L'Excellence du Tir Sportif en Corée du Sud : Une Domination Forgée par l'Histoire, l'Investissement et la Compétition

La Corée du Sud est mondialement reconnue pour son excellence dans le domaine du tir sportif, en particulier au tir à l'arc. Cette domination est le résultat d'une longue histoire, d'investissements stratégiques et d'une culture de compétition intense. L'approche méthodique et la quête de perfection ont permis à la Corée du Sud de se hisser au sommet de ce sport.

L'Histoire du Tir à l'Arc en Corée du Sud : Une Stratégie Nationale

L'ascension de la Corée du Sud dans le monde du tir à l'arc a été propulsée par une décision stratégique au début des années 1980. En 1981, lorsque Séoul a été désignée pour accueillir les Jeux olympiques de 1988, les autorités politiques ont identifié le tir à l'arc comme un sport où le pays pouvait exceller et briller à domicile.

Dès lors, une initiative nationale a été lancée, invitant tous les élèves du pays à pratiquer cette discipline de précision et de concentration. Le tir à l'arc avait fait son apparition aux JO de 1900 à 1920, puis avait été réintroduit en 1972 à Munich, ce qui offrait une opportunité de se distinguer. De plus, la Corée du Sud a pu compter sur le soutien de la firme automobile Hyundai en tant que sponsor, qui a également financé les épreuves de Coupe du monde, assurant ainsi un soutien financier essentiel au développement de ce sport.

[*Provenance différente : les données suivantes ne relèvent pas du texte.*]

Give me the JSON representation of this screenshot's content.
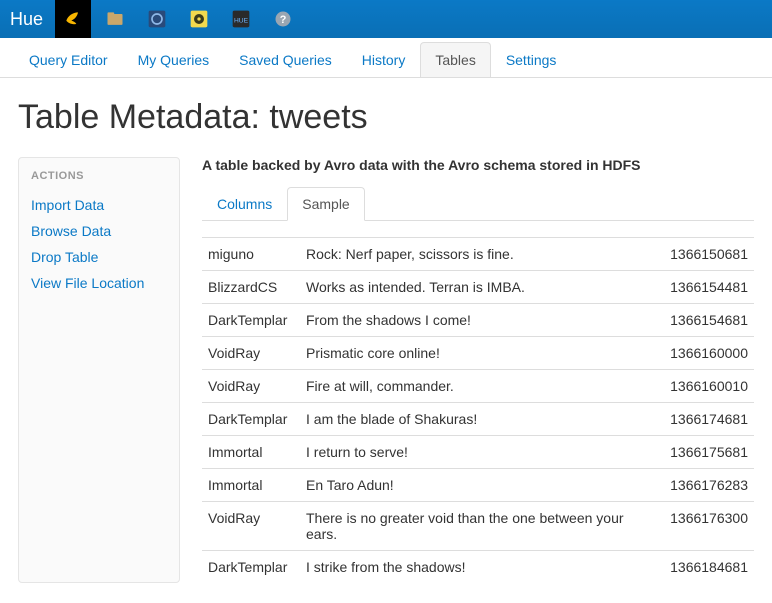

Depuis les Jeux de Sydney en 2000, la Corée du Sud a renforcé sa stratégie en concentrant ses ressources sur un nombre limité de sports pour maximiser ses chances de succès aux JO, et le tir à l'arc est devenu l'un des piliers de cette approche. Les jeunes talents sont détectés très tôt et bénéficient d'un entraînement professionnel dès l'âge de 10 ans. À cet âge, ils sont capables de tirer entre 300 et 600 flèches par jour, et ce nombre peut atteindre 1 000 avant les compétitions, témoignant de l'intensité et de la rigueur de leur préparation. Il est à noter qu'en 2000 à Sydney et en 2004 à Athènes, tous les athlètes titrés ont été entraînés par des techniciens sud-coréens, ce qui souligne l'expertise et la qualité de l'encadrement dans ce pays.

La Domination Olympique : Un Palmarès Impressionnant

La Corée du Sud est la nation la plus titrée en tir à l'arc aux JO, avec un total de 43 podiums, dont 27 médailles d'or. Cette domination est le fruit d'années d'investissement, de formation et d'une culture de compétition intense. Les archers médaillés olympiques sud-coréens bénéficient d'une prime à vie, distribuée chaque mois, ce qui témoigne de la reconnaissance et du soutien apportés aux athlètes de haut niveau.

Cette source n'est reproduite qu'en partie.